Le développement de l’Eglise catholique en Chine posera pourtant bien des problèmes. Par exemple, avec les encouragements du gouvernement, l’Eglise “officielle” se plonge dans les affaires immobilières. A force de se séculariser de cette façon, l’Eglise pourrait bien le payer au prix fort, en perdant son autorité morale de “sel de la terre” et de “lumière du monde”. Ce qui se passe dans l’Eglise non autorisée n’est pas non plus l’idéal. La formation du personnel ecclésiastique est problématique, souvent insuffisante. A l’heure où les chefs de l’Eglise sont très vieux, le jeune clergé n’est pas prêt à assumer les tâches de direction. Accablée par tant de problèmes internes, cette Eglise de Chine apparaît davantage introvertie, son impact socio-politique est extrêmement diminué. Le gouvernement trouve moins difficile qu’autrefois de traiter avec elle.
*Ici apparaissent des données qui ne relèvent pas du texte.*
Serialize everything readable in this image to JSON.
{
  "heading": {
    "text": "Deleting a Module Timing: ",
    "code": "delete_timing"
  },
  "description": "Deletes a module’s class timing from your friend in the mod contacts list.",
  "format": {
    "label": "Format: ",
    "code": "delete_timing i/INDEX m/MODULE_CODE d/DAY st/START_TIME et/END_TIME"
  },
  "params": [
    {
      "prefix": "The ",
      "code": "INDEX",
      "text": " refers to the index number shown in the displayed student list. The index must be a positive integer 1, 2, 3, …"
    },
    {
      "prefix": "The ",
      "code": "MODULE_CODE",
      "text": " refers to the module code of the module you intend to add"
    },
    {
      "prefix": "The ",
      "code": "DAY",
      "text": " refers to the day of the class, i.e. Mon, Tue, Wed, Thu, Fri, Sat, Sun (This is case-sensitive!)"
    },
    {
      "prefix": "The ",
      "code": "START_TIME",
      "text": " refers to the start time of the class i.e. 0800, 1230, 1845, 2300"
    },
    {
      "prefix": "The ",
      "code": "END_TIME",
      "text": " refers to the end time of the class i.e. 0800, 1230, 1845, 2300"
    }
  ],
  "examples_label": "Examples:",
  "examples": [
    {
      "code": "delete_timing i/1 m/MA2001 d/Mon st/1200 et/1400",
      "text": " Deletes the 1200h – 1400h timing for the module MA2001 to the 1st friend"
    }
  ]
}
Les problèmes que nous venons de signaler ne sont que la partie émergée de l’iceberg de l’Eglise de Chine. Pour le Vatican, il est raisonnable de concéder quelques points d’importance secondaire en échange de l’exercice de sa juridiction spirituelle fondamentale sur l’Eglise de Chine. Cela n’est pas possible avant la normalisation des relations. Et il y a quarante ans que les catholiques chinois attendent le retour d’un bon climat entre l’Eglise et l’Etat.

Dans la course pour la normalisation entre la Chine et le Vatican, la visite du cardinal Etchegaray est le début du dernier tour de piste. Parce que c’est le dernier tour, c’est le plus critique. Il vaut donc la peine de suivre avec attention le déroulement de la négociation en cours.